03.07.2008

Claudio D'Ambrosio im Interview

»Ein Knistern ist immer da«

Als Claudio D'Ambrosio nach langer Zeit wieder ein deutsches Stadion betrat, war er entsetzt: Nichts los, fast wie bei einer Andacht. Und überall wo er hinschaut, sieht er gleichgemachte Event-Fans. Was beim AC Milan anders ist, erzählt er hier.

Interview: Andreas Bock Bild: Imago
Claudio D'Ambrosio im Interview
Gehen Sie in Deutschland ins Stadion oder interessiert Sie die Bundesliga nicht?

Ich war vor einiger Zeit mal beim Spiel des HSV gegen Hertha BSC. Das war für mich eine vollkommen andere Welt. Zumindest habe ich es in Italien noch nie erlebt, dass ich in einem Gästeblock stehe und mich mit meinem Nachbarn ganz normal unterhalten kann, ganz so, als ob ich an einer Bushaltestelle stehe. Es war wirklich eine Grabesstimmung, obwohl die Heimmannschaft führte, die Gastmannschaft zum Ausgleich kam, das Spiel somit stetig hin- und herging.

Vielleicht liegt es an der norddeutschen Reserviertheit?

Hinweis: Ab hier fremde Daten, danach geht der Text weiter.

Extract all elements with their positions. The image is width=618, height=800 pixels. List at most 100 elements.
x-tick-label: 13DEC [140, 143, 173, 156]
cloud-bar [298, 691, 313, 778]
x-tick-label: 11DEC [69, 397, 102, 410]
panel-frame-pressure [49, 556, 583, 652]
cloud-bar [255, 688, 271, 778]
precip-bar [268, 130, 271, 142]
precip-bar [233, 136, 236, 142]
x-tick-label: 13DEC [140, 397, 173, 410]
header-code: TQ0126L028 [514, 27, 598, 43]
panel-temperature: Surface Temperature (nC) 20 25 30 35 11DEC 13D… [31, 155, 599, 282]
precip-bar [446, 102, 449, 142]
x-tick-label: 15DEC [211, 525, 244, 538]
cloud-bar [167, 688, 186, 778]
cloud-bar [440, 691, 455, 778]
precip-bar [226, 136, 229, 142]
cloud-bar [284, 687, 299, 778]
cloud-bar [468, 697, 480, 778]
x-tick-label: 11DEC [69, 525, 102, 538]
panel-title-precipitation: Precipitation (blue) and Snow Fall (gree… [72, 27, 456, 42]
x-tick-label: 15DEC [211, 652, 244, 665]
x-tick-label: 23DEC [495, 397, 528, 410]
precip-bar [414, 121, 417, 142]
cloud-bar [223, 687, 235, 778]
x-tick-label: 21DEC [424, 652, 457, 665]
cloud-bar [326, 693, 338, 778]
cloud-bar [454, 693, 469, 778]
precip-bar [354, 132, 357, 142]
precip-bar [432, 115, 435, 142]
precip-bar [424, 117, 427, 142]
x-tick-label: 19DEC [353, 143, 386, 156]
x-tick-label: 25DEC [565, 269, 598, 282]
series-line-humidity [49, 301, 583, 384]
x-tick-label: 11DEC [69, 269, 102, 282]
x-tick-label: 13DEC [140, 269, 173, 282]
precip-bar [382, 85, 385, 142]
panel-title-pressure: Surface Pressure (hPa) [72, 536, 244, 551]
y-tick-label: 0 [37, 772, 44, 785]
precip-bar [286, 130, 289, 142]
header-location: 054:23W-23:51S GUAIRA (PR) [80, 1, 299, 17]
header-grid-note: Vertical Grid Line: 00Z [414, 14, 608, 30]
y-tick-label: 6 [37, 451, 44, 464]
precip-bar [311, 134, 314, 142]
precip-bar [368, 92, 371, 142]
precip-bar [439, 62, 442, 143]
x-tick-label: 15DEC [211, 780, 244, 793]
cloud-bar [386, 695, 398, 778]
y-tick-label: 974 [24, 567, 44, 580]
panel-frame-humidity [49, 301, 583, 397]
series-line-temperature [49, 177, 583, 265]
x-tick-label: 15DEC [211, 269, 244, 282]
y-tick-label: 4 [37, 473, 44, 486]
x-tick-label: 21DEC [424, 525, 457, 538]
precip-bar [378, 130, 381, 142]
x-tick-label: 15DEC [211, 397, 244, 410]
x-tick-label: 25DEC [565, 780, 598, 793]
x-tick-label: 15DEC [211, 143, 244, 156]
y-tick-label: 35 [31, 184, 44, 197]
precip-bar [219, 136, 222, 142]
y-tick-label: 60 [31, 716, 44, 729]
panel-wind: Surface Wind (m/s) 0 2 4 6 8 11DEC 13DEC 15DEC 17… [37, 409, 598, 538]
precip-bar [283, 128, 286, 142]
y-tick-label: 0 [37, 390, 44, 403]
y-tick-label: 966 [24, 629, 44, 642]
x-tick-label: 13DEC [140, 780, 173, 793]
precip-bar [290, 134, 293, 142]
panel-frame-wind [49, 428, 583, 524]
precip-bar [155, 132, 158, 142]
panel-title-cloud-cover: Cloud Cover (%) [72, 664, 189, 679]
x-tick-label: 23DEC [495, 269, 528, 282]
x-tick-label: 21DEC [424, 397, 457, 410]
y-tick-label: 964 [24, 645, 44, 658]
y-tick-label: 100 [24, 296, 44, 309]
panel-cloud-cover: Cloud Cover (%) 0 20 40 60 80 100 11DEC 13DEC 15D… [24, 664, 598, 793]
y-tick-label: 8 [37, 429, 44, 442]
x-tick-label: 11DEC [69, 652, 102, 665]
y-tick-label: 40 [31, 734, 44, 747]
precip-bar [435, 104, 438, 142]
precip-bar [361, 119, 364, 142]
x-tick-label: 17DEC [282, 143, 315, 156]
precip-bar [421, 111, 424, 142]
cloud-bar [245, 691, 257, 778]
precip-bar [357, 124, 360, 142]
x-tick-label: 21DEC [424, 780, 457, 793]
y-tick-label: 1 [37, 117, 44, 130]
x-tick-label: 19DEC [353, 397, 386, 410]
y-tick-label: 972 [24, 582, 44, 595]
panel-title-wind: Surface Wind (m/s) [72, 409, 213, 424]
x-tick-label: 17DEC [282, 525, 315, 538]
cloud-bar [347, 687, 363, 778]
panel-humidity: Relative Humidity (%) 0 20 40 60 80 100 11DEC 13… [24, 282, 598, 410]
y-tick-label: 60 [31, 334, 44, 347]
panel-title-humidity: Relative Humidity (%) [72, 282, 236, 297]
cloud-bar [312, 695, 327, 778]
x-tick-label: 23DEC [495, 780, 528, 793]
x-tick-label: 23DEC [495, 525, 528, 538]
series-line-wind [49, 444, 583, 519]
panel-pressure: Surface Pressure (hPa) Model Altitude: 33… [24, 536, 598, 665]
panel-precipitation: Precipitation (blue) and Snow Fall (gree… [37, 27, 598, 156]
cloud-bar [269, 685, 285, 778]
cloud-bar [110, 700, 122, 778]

Auch in anderen Stadien ist die Stimmung erbärmlich. Es gibt ja durchaus tolle Arenen, auf Schalke etwa, oder in Dortmund. Daran kann es also nicht liegen.

Woran dann?

Zum einen ist das wohl eine Frage der Mentalität. Der Deutsche ist generell eher zurückhaltenener als der Italiener. Zum anderen gibt es gerade in den Zeiten der großen Turniere und der voranschreitenden Kommerzialisierung des Fußballs unglaublich viele Eventfans. Und die bleiben oftmals auch nach den Turnieren in der Kurve stehen, haben aber keinerlei Bezug zur Fanszene, wissen nichts über die Geschichte der Ultra-Kultur und kennen vielleicht zwei Schlachtrufe, weil der Stadionsprecher die Zuschauer vor den Spielen damit beschallt – vom Band.

Wie ist es in Italien?

Speziell in Mailand gibt es Führungsköpfe, die genau vorgeben, wie etwas laufen soll. Wer dann nicht mitzieht, hat letztendlich auch kein Recht in die Kurve zu gehen.

Es gibt also klare Hierarchien?

Genau. Der gemeine Fan sollte etwa die ersten Reihen am Gatter in der Curva Sud meiden, denn dort stehen die Capos, die sich über die Jahre eine ganz eigene Aura aufgebaut haben und die den Fans via Megafon vorgeben, wie die nächste Choreo aussieht oder welches der nächste Schlachtruf ist. Dahinter stehen die Fans, die regelmäßig ins Stadion gehen. Die, die nur gelegentlich kommen, müssen weiter oben stehen. Da wir weite Anreisen haben, genießen wir schon das Privileg, etwas weiter vorne zu stehen, nicht unbedingt am Geländer, aber in der zweiten oder dritten Reihe.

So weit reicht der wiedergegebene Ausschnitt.